Why is there no support for static class members?

natprogger · August 19, 2013, 12:29am

Whats up? When will CUDA C++ support static class members on the device? I find it very annoying that it doesn’t. And if and when it will, will it be supported on devices of 3.0?

Have a nice day everyone.

P.S.
And why hasn’t it already? Support for this feature would make a lot of systems much more efficient, especially when building template libraries. I just do not understand why global device memory is supported and not static class data, they are basically the same thing? Fill me in if I’m missing something, please I would love to know.

natprogger · August 19, 2013, 12:52am

#include <cuda_runtime.h>

class why_not
{
public:
static device int i;
};

natprogger · August 19, 2013, 1:02am

Its only a compiler issue isn’t it? the generated object file say PTX would simply have a
device int _why_not_i; generated that would be instanced for all device references to the static int i class member…

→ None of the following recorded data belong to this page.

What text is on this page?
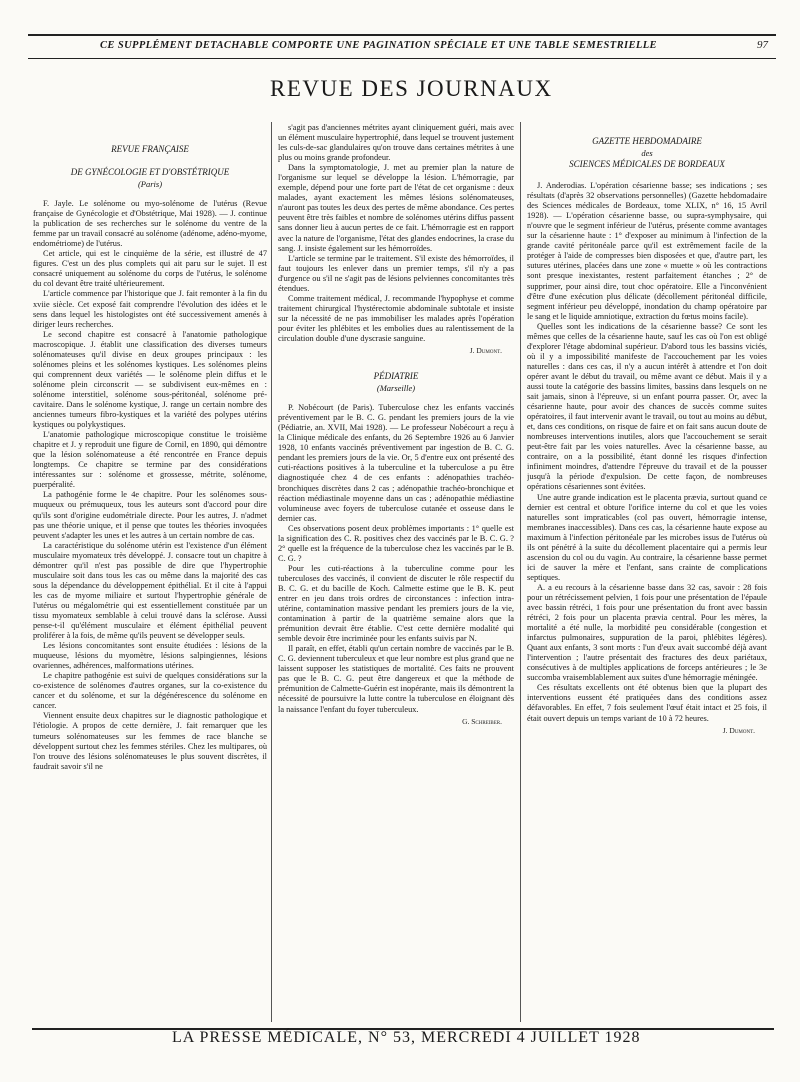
CE SUPPLÉMENT DETACHABLE COMPORTE UNE PAGINATION SPÉCIALE ET UNE TABLE SEMESTRIELLE	97
REVUE DES JOURNAUX

REVUE FRANÇAISE

DE GYNÉCOLOGIE ET D'OBSTÉTRIQUE

(Paris)

F. Jayle. Le solénome ou myo-solénome de l'utérus (Revue française de Gynécologie et d'Obstétrique, Mai 1928). — J. continue la publication de ses recherches sur le solénome du ventre de la femme par un travail consacré au solénome (adénome, adéno-myome, endométriome) de l'utérus.

Cet article, qui est le cinquième de la série, est illustré de 47 figures. C'est un des plus complets qui ait paru sur le sujet. Il est consacré uniquement au solénome du corps de l'utérus, le solénome du col devant être traité ultérieurement.

L'article commence par l'historique que J. fait remonter à la fin du xviie siècle. Cet exposé fait comprendre l'évolution des idées et le sens dans lequel les histologistes ont été successivement amenés à diriger leurs recherches.

Le second chapitre est consacré à l'anatomie pathologique macroscopique. J. établit une classification des diverses tumeurs solénomateuses qu'il divise en deux groupes principaux : les solénomes pleins et les solénomes kystiques. Les solénomes pleins qui comprennent deux variétés — le solénome plein diffus et le solénome plein circonscrit — se subdivisent eux-mêmes en : solénome interstitiel, solénome sous-péritonéal, solénome pré-cavitaire. Dans le solénome kystique, J. range un certain nombre des anciennes tumeurs fibro-kystiques et la variété des polypes utérins kystiques ou polykystiques.

L'anatomie pathologique microscopique constitue le troisième chapitre et J. y reproduit une figure de Cornil, en 1890, qui démontre que la lésion solénomateuse a été rencontrée en France depuis longtemps. Ce chapitre se termine par des considérations intéressantes sur : solénome et grossesse, métrite, solénome, puerpéralité.

La pathogénie forme le 4e chapitre. Pour les solénomes sous-muqueux ou prémuqueux, tous les auteurs sont d'accord pour dire qu'ils sont d'origine eudométriale directe. Pour les autres, J. n'admet pas une théorie unique, et il pense que toutes les théories invoquées peuvent s'adapter les unes et les autres à un certain nombre de cas.

La caractéristique du solénome utérin est l'existence d'un élément musculaire myomateux très développé. J. consacre tout un chapitre à démontrer qu'il n'est pas possible de dire que l'hypertrophie musculaire soit dans tous les cas ou même dans la majorité des cas sous la dépendance du développement épithélial. Et il cite à l'appui les cas de myome miliaire et surtout l'hypertrophie générale de l'utérus ou mégalométrie qui est essentiellement constituée par un tissu myomateux semblable à celui trouvé dans la sclérose. Aussi pense-t-il qu'élément musculaire et élément épithélial peuvent proliférer à la fois, de même qu'ils peuvent se développer seuls.

Les lésions concomitantes sont ensuite étudiées : lésions de la muqueuse, lésions du myomètre, lésions salpingiennes, lésions ovariennes, adhérences, malformations utérines.

Le chapitre pathogénie est suivi de quelques considérations sur la co-existence de solénomes d'autres organes, sur la co-existence du cancer et du solénome, et sur la dégénérescence du solénome en cancer.

Viennent ensuite deux chapitres sur le diagnostic pathologique et l'étiologie. A propos de cette dernière, J. fait remarquer que les tumeurs solénomateuses sur les femmes de race blanche se développent surtout chez les femmes stériles. Chez les multipares, où l'on trouve des lésions solénomateuses le plus souvent discrètes, il faudrait savoir s'il ne

s'agit pas d'anciennes métrites ayant cliniquement guéri, mais avec un élément musculaire hypertrophié, dans lequel se trouvent justement les culs-de-sac glandulaires qu'on trouve dans certaines métrites à une plus ou moins grande profondeur.

Dans la symptomatologie, J. met au premier plan la nature de l'organisme sur lequel se développe la lésion. L'hémorragie, par exemple, dépend pour une forte part de l'état de cet organisme : deux malades, ayant exactement les mêmes lésions solénomateuses, n'auront pas toutes les deux des pertes de même abondance. Ces pertes peuvent être très faibles et nombre de solénomes utérins diffus passent sans donner lieu à aucun pertes de ce fait. L'hémorragie est en rapport avec la nature de l'organisme, l'état des glandes endocrines, la crase du sang. J. insiste également sur les hémorroïdes.

L'article se termine par le traitement. S'il existe des hémorroïdes, il faut toujours les enlever dans un premier temps, s'il n'y a pas d'urgence ou s'il ne s'agit pas de lésions pelviennes concomitantes très étendues.

Comme traitement médical, J. recommande l'hypophyse et comme traitement chirurgical l'hystérectomie abdominale subtotale et insiste sur la nécessité de ne pas immobiliser les malades après l'opération pour éviter les phlébites et les embolies dues au ralentissement de la circulation double d'une dyscrasie sanguine.

J. Dumont.

PÉDIATRIE

(Marseille)

P. Nobécourt (de Paris). Tuberculose chez les enfants vaccinés préventivement par le B. C. G. pendant les premiers jours de la vie (Pédiatrie, an. XVII, Mai 1928). — Le professeur Nobécourt a reçu à la Clinique médicale des enfants, du 26 Septembre 1926 au 6 Janvier 1928, 10 enfants vaccinés préventivement par ingestion de B. C. G. pendant les premiers jours de la vie. Or, 5 d'entre eux ont présenté des cuti-réactions positives à la tuberculine et la tuberculose a pu être diagnostiquée chez 4 de ces enfants : adénopathies trachéo-bronchiques discrètes dans 2 cas ; adénopathie trachéo-bronchique et réaction médiastinale moyenne dans un cas ; adénopathie médiastine volumineuse avec foyers de tuberculose cutanée et osseuse dans le dernier cas.

Ces observations posent deux problèmes importants : 1° quelle est la signification des C. R. positives chez des vaccinés par le B. C. G. ? 2° quelle est la fréquence de la tuberculose chez les vaccinés par le B. C. G. ?

Pour les cuti-réactions à la tuberculine comme pour les tuberculoses des vaccinés, il convient de discuter le rôle respectif du B. C. G. et du bacille de Koch. Calmette estime que le B. K. peut entrer en jeu dans trois ordres de circonstances : infection intra-utérine, contamination massive pendant les premiers jours de la vie, contamination à partir de la quatrième semaine alors que la prémunition devrait être établie. C'est cette dernière modalité qui semble devoir être incriminée pour les enfants suivis par N.

Il paraît, en effet, établi qu'un certain nombre de vaccinés par le B. C. G. deviennent tuberculeux et que leur nombre est plus grand que ne laissent supposer les statistiques de mortalité. Ces faits ne prouvent pas que le B. C. G. peut être dangereux et que la méthode de prémunition de Calmette-Guérin est inopérante, mais ils démontrent la nécessité de poursuivre la lutte contre la tuberculose en éloignant dès la naissance l'enfant du foyer tuberculeux.

G. Schreiber.

GAZETTE HEBDOMADAIRE

des

SCIENCES MÉDICALES DE BORDEAUX

J. Anderodias. L'opération césarienne basse; ses indications ; ses résultats (d'après 32 observations personnelles) (Gazette hebdomadaire des Sciences médicales de Bordeaux, tome XLIX, n° 16, 15 Avril 1928). — L'opération césarienne basse, ou supra-symphysaire, qui n'ouvre que le segment inférieur de l'utérus, présente comme avantages sur la césarienne haute : 1° d'exposer au minimum à l'infection de la grande cavité péritonéale parce qu'il est extrêmement facile de la protéger à l'aide de compresses bien disposées et que, d'autre part, les sutures utérines, placées dans une zone « muette » où les contractions sont presque inexistantes, restent parfaitement étanches ; 2° de supprimer, pour ainsi dire, tout choc opératoire. Elle a l'inconvénient d'être d'une exécution plus délicate (décollement péritonéal difficile, segment inférieur peu développé, inondation du champ opératoire par le sang et le liquide amniotique, extraction du fœtus moins facile).

Quelles sont les indications de la césarienne basse? Ce sont les mêmes que celles de la césarienne haute, sauf les cas où l'on est obligé d'explorer l'étage abdominal supérieur. D'abord tous les bassins viciés, où il y a impossibilité manifeste de l'accouchement par les voies naturelles : dans ces cas, il n'y a aucun intérêt à attendre et l'on doit opérer avant le début du travail, ou même avant ce début. Mais il y a aussi toute la catégorie des bassins limites, bassins dans lesquels on ne sait jamais, sinon à l'épreuve, si un enfant pourra passer. Or, avec la césarienne haute, pour avoir des chances de succès comme suites opératoires, il faut intervenir avant le travail, ou tout au moins au début, et, dans ces conditions, on risque de faire et on fait sans aucun doute de nombreuses interventions inutiles, alors que l'accouchement se serait peut-être fait par les voies naturelles. Avec la césarienne basse, au contraire, on a la possibilité, étant donné les risques d'infection infiniment moindres, d'attendre l'épreuve du travail et de la pousser jusqu'à la période d'expulsion. De cette façon, de nombreuses opérations césariennes sont évitées.

Une autre grande indication est le placenta prævia, surtout quand ce dernier est central et obture l'orifice interne du col et que les voies naturelles sont impraticables (col pas ouvert, hémorragie intense, membranes inaccessibles). Dans ces cas, la césarienne haute expose au maximum à l'infection péritonéale par les microbes issus de l'utérus où ils ont pénétré à la suite du décollement placentaire qui a permis leur ascension du col ou du vagin. Au contraire, la césarienne basse permet ici de sauver la mère et l'enfant, sans crainte de complications septiques.

A. a eu recours à la césarienne basse dans 32 cas, savoir : 28 fois pour un rétrécissement pelvien, 1 fois pour une présentation de l'épaule avec bassin rétréci, 1 fois pour une présentation du front avec bassin rétréci, 2 fois pour un placenta prævia central. Pour les mères, la mortalité a été nulle, la morbidité peu considérable (congestion et infarctus pulmonaires, suppuration de la paroi, phlébites légères). Quant aux enfants, 3 sont morts : l'un d'eux avait succombé déjà avant l'intervention ; l'autre présentait des fractures des deux pariétaux, consécutives à de multiples applications de forceps antérieures ; le 3e succomba vraisemblablement aux suites d'une hémorragie méningée.

Ces résultats excellents ont été obtenus bien que la plupart des interventions eussent été pratiquées dans des conditions assez défavorables. En effet, 7 fois seulement l'œuf était intact et 25 fois, il était ouvert depuis un temps variant de 10 à 72 heures.

J. Dumont.

LA PRESSE MÉDICALE, N° 53, MERCREDI 4 JUILLET 1928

SPWorley · August 19, 2013, 3:44am

It’s likely a question of what such a static member would mean in a GPU context.
CPU’s are so simple… a static member is instanced once per class. Since there’s only one memory space on a CPU, and one program that runs from creation to termination, this is well defined.

But what would a “static class member” idiom even mean on a GPU? It can’t be the same as the GPU since there’s so many new questions about its definition. Perhaps every thread has its own static member, even if that thread accesses multiple copies of the class? Every block has a single static member? Every kernel? Every DEVICE, since classes can live in memory beyond kernel invocations?

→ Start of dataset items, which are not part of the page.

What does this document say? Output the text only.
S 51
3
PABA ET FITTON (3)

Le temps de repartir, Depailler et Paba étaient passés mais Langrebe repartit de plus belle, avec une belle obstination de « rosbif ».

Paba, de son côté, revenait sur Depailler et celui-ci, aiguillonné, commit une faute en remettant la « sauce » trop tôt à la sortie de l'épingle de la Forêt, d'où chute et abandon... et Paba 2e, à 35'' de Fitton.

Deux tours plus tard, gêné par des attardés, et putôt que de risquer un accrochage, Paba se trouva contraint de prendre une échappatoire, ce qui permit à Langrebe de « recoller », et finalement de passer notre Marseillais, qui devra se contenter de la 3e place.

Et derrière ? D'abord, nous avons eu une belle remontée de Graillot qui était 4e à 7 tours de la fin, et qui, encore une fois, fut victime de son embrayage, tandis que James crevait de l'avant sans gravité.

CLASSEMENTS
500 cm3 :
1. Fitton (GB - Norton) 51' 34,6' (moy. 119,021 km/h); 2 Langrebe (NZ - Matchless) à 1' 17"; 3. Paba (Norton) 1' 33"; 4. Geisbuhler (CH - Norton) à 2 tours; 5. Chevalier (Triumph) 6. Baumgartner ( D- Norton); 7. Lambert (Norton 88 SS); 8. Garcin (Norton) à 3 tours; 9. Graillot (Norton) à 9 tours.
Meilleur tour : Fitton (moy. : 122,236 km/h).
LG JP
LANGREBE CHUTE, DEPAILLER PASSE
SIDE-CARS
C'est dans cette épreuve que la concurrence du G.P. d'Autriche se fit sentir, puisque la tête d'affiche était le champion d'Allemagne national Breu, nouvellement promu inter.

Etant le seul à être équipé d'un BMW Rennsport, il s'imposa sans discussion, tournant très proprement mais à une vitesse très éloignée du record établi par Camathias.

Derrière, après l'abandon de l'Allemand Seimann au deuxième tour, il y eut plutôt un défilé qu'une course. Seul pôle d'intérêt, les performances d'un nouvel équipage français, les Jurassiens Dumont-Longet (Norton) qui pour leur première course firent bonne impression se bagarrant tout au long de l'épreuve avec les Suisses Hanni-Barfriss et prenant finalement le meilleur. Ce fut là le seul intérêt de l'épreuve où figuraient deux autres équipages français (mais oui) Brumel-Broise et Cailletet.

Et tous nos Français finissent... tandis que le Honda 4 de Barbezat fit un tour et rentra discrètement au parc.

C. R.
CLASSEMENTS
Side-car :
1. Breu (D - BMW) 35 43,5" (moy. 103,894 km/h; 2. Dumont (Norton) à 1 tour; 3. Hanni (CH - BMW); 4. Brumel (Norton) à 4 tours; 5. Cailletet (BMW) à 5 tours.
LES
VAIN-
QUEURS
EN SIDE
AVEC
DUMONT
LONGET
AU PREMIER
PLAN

If there were a clear design answer (and reasonable use case for that example), it might be codified. But static members are really just syntactic sugar for global variables, and can be implemented by programmers as such globals. So it’s not like you can’t have static data on the GPU… you just have to define better what it means and manage it yourself.

natprogger · August 19, 2013, 6:49am

Any of those memory spaces based on the semantic declaration of the static memory would be a good answer. A start for such implementation would at least allow a template class member that is static to be declared for any thread (that ever accesses that class…) per-GPU, or any thread of a declared stage of parallel context perhaps… I wish to access this static member for any of that templates instantiated use by any thread for the duration of the host (per-GPU). The members use on the host controls my access and permutes its information when required for coordination of the device accesses.

They are much like sugar, I agree and extremely powerful for template global’s. Its really hard to get around and by the fact that I can not have a global “of class” variable declared in a class for application duration but I can for the global namespace. All I need to do is access a classified global datum that resides in a template and is thus instantiated by the compiler at my discretion. A singleton datum in a template being just that and having a static member resolves this, is very simple, and is a compiler detail.